“Does Magna Carta mean nothing to you? Did she die in vain?” pleaded Tony Hancock in an episode of Hancock’s Half Hour (titled, topically at the time, Twelve Angry Men). Well, Magna Carta means something to Young Dave, because he’s putting it at the centrepiece of his magnificently empty rhetoric about British Values, in the wake of the Trojan Horse plot, which still wasn’t a plot.
“This week there has been a big debate about British values ... I’m clear about what these values are – and I’m equally clear that they should be promoted in every school and to every child in our country ... a belief in freedom, tolerance of others, accepting personal and social responsibility, respecting and upholding the rule of law – are the things we should try to live by every day”. Jolly good sheow!
Then Cameron gets on to a slightly stickier track: “Our freedom doesn’t come from thin air. It is rooted in our parliamentary democracy and free press. Our sense of responsibility and the rule of law is attached to our courts and independent judiciary. Our belief in tolerance was won through struggle and is linked to the various churches and faith groups that have come to call Britain home”.
At this point, the bullshit detector sounded long and loud. There are all kinds of glaring flaws in the PM’s argument – Owen Jones has an interesting personal angle on them HERE – but, for me, Cameron is in serious trouble when he sounds off about “parliamentary democracy and a free press”, especially in the year when we commemorate 100 years since the start of The Great War.
World War 1 was the last war when the ruling class, by whatever means, caused the working man to do their bidding, which all too often meant being slaughtered in their hundreds of thousands under the leadership of staggeringly incompetent leaders like Douglas Haig (who was, in his own retelling, a hero). The overwhelming majority of ordinary soldiers from the UK did not even have the vote.

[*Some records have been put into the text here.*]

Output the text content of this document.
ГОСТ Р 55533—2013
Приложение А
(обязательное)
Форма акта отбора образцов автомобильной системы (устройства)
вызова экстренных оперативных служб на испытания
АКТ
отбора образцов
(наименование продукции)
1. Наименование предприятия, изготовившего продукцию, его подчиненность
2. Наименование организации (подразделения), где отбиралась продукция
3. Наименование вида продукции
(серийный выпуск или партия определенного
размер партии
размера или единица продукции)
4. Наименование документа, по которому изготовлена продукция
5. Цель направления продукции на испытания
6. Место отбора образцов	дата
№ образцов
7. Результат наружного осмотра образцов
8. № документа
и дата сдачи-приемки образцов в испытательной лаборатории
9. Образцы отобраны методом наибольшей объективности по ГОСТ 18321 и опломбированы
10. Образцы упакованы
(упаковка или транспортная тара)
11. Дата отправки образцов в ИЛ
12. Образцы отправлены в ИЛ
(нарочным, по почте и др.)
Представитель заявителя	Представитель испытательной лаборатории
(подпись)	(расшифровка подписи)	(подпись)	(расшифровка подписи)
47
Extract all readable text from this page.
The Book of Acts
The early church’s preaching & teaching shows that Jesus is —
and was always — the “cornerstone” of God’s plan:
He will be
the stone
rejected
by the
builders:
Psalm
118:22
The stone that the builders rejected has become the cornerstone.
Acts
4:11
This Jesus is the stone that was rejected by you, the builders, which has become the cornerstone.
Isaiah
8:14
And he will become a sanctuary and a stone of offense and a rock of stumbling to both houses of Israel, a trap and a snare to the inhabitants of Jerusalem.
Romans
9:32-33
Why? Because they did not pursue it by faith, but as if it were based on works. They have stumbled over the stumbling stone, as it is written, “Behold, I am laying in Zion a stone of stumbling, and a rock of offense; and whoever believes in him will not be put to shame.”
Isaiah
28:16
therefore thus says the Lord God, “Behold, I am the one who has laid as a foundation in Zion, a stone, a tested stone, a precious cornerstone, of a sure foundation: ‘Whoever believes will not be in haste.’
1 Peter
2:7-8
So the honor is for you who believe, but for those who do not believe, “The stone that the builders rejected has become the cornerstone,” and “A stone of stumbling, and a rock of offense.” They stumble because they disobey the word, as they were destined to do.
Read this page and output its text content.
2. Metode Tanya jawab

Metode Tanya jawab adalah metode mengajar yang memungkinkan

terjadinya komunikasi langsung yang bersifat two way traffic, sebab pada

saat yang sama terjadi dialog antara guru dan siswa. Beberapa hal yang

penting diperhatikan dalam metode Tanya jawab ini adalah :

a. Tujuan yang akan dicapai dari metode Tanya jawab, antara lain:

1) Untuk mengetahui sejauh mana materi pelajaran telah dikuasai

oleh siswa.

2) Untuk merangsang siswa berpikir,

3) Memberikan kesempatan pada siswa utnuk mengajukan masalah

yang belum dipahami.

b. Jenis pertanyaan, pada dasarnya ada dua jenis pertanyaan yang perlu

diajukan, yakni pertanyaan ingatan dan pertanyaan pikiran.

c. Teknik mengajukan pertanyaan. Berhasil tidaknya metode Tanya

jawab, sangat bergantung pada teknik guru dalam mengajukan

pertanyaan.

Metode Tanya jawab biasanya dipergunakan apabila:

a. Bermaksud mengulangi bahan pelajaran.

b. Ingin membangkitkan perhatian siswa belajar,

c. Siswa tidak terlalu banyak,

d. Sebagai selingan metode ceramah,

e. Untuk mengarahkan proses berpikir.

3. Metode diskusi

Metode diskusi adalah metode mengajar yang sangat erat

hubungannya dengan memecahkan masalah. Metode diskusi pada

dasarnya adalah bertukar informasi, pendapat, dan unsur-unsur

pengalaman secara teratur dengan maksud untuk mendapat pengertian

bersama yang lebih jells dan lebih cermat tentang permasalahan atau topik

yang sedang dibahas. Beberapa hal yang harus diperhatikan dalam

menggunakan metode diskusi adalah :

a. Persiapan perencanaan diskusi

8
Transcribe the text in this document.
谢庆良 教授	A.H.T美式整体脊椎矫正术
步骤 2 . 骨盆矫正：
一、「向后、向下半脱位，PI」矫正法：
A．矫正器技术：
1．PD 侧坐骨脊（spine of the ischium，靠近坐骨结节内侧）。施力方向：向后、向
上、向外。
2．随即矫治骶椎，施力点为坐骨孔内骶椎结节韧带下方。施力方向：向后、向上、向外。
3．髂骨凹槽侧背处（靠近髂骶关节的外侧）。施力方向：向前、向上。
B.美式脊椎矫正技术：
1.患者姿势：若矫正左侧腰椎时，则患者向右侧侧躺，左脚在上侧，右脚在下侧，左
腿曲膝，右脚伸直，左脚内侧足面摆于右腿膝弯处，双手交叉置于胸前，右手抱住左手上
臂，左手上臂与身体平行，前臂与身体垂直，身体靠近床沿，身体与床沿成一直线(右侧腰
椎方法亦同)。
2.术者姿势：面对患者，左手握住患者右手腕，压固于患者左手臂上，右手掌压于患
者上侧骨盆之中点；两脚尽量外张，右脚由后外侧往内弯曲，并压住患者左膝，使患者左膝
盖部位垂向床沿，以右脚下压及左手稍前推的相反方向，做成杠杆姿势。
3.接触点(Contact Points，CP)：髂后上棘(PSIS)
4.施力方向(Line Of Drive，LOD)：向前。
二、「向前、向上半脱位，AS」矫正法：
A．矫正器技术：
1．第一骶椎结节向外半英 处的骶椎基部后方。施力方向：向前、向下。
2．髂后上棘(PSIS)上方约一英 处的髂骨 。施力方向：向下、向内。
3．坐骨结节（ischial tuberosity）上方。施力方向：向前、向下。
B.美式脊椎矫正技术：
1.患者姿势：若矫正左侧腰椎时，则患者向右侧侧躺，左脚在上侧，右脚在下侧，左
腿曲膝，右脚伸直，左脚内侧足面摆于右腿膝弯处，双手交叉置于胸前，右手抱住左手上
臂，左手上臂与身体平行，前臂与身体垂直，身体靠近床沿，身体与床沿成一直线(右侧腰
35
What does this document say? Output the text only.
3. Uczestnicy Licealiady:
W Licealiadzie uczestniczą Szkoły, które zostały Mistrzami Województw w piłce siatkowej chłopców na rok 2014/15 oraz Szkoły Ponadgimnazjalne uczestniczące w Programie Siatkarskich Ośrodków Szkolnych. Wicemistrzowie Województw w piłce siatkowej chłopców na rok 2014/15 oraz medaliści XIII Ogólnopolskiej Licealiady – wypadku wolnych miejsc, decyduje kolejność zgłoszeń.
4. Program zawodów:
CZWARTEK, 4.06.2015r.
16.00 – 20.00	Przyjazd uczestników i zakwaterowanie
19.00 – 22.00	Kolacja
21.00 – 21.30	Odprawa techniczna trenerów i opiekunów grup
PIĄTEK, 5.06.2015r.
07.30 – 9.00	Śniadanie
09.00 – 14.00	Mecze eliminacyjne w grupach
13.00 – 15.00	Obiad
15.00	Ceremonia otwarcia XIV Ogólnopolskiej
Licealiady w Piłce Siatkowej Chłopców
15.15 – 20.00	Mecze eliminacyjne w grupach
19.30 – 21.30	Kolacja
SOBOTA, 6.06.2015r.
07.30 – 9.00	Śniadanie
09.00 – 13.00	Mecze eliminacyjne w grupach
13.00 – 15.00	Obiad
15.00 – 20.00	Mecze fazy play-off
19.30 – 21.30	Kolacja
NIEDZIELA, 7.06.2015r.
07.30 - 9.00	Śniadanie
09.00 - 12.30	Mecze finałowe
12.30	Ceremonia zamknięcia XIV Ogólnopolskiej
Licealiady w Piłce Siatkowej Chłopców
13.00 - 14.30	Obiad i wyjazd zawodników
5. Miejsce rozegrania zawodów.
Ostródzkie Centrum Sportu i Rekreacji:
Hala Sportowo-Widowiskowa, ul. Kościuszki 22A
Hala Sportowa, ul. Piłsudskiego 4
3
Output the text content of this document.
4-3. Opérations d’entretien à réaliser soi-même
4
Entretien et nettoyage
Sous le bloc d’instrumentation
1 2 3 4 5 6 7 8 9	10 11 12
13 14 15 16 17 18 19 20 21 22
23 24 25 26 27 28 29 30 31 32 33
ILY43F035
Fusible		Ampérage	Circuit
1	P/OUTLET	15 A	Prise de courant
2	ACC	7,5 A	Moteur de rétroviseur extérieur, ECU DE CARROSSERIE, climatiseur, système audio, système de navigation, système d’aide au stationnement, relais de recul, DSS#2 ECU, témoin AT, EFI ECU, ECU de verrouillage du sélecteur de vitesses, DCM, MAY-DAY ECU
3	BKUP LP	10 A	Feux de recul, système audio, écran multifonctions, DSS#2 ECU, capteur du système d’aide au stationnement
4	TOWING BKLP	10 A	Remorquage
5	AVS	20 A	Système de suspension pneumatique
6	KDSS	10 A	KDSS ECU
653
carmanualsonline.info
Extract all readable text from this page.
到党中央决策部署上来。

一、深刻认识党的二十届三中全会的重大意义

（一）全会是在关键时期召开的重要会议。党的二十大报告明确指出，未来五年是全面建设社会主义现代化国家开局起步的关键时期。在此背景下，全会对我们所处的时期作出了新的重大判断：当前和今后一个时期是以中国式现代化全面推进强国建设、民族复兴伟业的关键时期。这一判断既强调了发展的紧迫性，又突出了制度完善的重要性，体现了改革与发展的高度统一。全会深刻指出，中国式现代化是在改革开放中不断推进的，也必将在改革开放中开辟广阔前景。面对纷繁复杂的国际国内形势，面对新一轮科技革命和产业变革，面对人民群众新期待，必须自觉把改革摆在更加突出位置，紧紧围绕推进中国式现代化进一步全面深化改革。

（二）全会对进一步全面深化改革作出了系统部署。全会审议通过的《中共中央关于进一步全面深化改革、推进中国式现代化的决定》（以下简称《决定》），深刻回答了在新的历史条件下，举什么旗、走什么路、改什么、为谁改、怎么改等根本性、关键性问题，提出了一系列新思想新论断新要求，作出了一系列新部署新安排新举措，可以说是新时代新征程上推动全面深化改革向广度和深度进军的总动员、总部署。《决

“Parliamentary democracy”? Only after so many had been sacrificed was the property qualification removed, and all men over 21 enfranchised. Women had to wait until 1929 to see all their voices heard at a General Election. “Tolerance”? The Tories opposed legislation like the Race Relations Acts tooth and nail – the last of these was passed into law just 38 years ago.
“Free press”? The only significant newspapers not under the control of Rupert Murdoch, Lord Rothermere, the Barclay Brothers, Richard Desmond or Evgeny Lebedev are the Mirror titles, and Guardian Media Group. That’s not so free. And that not so free press wastes no time beating up on, and seeking to influence, that “Independent Judiciary”. Or has Dave forgotten the Leveson Inquiry already?
By all means talk about British values. But let us be honest about it.